The FAFSA® gives you access to Pell Grants (up to $6,195), Federal Supplemental Educational Opportunity Grants (up to $4,000), Teacher Education Assistance for College and Higher Education Grants (up to $4,000), and Iraq and Afghanistan Service Grants (up to $5,920). All of these can be used for housing.
How To Apply For FAFSA
- Visit www.FAFSA.gov
- When completing the application, students identifying as homeless should indicate that they fall into the “special circumstances” category, meaning they cannot provide financial information about their parents.
- When prompted, answer the following question: “At any time on or after July 1, 2018, did your high school or school district homeless liaison determine that you were an unaccompanied youth who was homeless or were self-supporting and at the risk of being homeless?”
- Answer the following two questions that seek clarification about who made the determination.
- From there, a FAFSA representative reviews the application. They will contact you for proof of determination via a copy of the report.
- If you haven’t been deemed homeless but feel your situation merits additional considerations, contact the department of financial aid at the institution you plan to attend and explain your circumstances. The school can then make a decision on whether you are regarded as independent or dependent.
#2 State Awards
You can receive additional grants and scholarships from your state of residence. In California, for instance, you can apply for Cal Grants when you submit your FAFSA®.
These awards go to high school seniors who will attend a California University. Verify with your school’s financial aid department to see what state grants are available and whether you’re eligible to apply.
#3 Institutional Awards
Your school may also offer grants and scholarships to help cover housing. Oakland University in Rochester, Michigan, for instance, offers grants up to $4,000 specifically for housing to students in need. Again, you’ll need to check with your financial aid department to learn more about these opportunities, whether you’re eligible, and how you can apply.
#4 Emergency Housing
In cases where you risk losing your housing or being unable to continue your education because you can’t afford a place to live, you can reach out to emergency housing services for assistance.
For example, Catholic Charities — a nonprofit and the fifth-largest charity in the United States — provides emergency housing assistance through one-time financial aid. This can be used to pay rent.
United Way 211 is another resource you can use if you need emergency help with paying for housing.
Can I get Section 8 as a college student?
College students can also apply for the Section 8 program.
How do you qualify for student housing program?
To be eligible for housing programs/grants, you have to prove that you are homeless, or at risk of becoming homeless, and “unaccompanied”.

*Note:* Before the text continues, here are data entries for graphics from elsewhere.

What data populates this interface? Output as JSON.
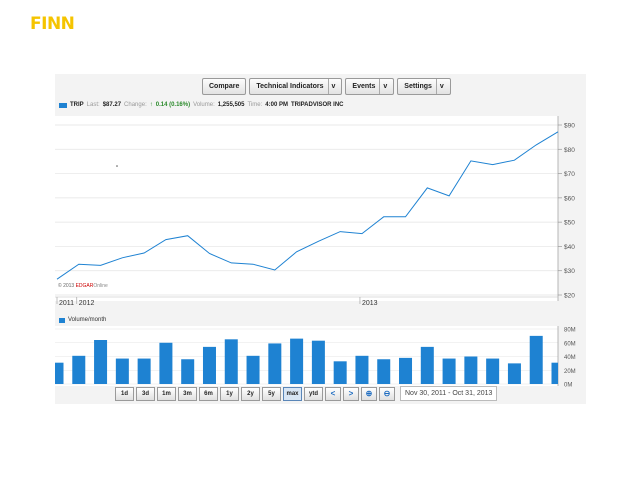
{
  "logo": "FINN",
  "toolbar": {
    "compare": "Compare",
    "technical_indicators": "Technical Indicators",
    "events": "Events",
    "settings": "Settings",
    "dropdown_glyph": "v"
  },
  "quote": {
    "symbol": "TRIP",
    "last_label": "Last:",
    "last": "$87.27",
    "change_label": "Change:",
    "change": "0.14 (0.16%)",
    "volume_label": "Volume:",
    "volume": "1,255,505",
    "time_label": "Time:",
    "time": "4:00 PM",
    "company": "TRIPADVISOR INC"
  },
  "copyright": {
    "prefix": "© 2013 ",
    "edgar": "EDGAR",
    "online": "Online"
  },
  "volume_label": "Volume/month",
  "range_buttons": [
    "1d",
    "3d",
    "1m",
    "3m",
    "6m",
    "1y",
    "2y",
    "5y",
    "max",
    "ytd"
  ],
  "active_range": "max",
  "date_range": "Nov 30, 2011 - Oct 31, 2013",
  "colors": {
    "accent": "#1e82d2",
    "logo": "#f5c400",
    "positive": "#2a8a2a"
  },
  "chart_data": [
    {
      "type": "line",
      "x": [
        "2011-11",
        "2011-12",
        "2012-01",
        "2012-02",
        "2012-03",
        "2012-04",
        "2012-05",
        "2012-06",
        "2012-07",
        "2012-08",
        "2012-09",
        "2012-10",
        "2012-11",
        "2012-12",
        "2013-01",
        "2013-02",
        "2013-03",
        "2013-04",
        "2013-05",
        "2013-06",
        "2013-07",
        "2013-08",
        "2013-09",
        "2013-10"
      ],
      "series": [
        {
          "values": [
            26.5,
            32.7,
            32.2,
            35.3,
            37.3,
            42.8,
            44.4,
            37.1,
            33.2,
            32.7,
            30.3,
            37.8,
            42.1,
            46.1,
            45.3,
            52.2,
            52.2,
            64.1,
            60.8,
            75.2,
            73.7,
            75.5,
            81.8,
            87.2
          ]
        }
      ],
      "ylim": [
        20,
        90
      ],
      "y_ticks": [
        "$20",
        "$30",
        "$40",
        "$50",
        "$60",
        "$70",
        "$80",
        "$90"
      ],
      "x_tick_labels": [
        "2011",
        "2012",
        "2013"
      ],
      "grid": true
    },
    {
      "type": "bar",
      "categories": [
        "2011-11",
        "2011-12",
        "2012-01",
        "2012-02",
        "2012-03",
        "2012-04",
        "2012-05",
        "2012-06",
        "2012-07",
        "2012-08",
        "2012-09",
        "2012-10",
        "2012-11",
        "2012-12",
        "2013-01",
        "2013-02",
        "2013-03",
        "2013-04",
        "2013-05",
        "2013-06",
        "2013-07",
        "2013-08",
        "2013-09",
        "2013-10"
      ],
      "values": [
        31,
        41,
        64,
        37,
        37,
        60,
        36,
        54,
        65,
        41,
        59,
        66,
        63,
        33,
        41,
        36,
        38,
        54,
        37,
        40,
        37,
        30,
        70,
        31
      ],
      "unit": "M",
      "ylim": [
        0,
        80
      ],
      "y_ticks": [
        "0M",
        "20M",
        "40M",
        "60M",
        "80M"
      ]
    }
  ]
}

Can non students rent student houses?
If you’re wondering whether you can rent student housing if you’re not actually a student, the answer is “maybe.” There is no universal policy regarding non-students living in student housing.
Is renting to college students a good idea?
Since most times, parents normally cover rent payments, it’s usually safe to rent to college students
Housing is a major expense while studying in college. That’s why there are several housing programs and grants for college students. To access housing grants you need to submit proper documentation. Application is free, and it will connect you with dozens of options for financial assistance.
So, we have explored the various available housing programs for college students in 2021.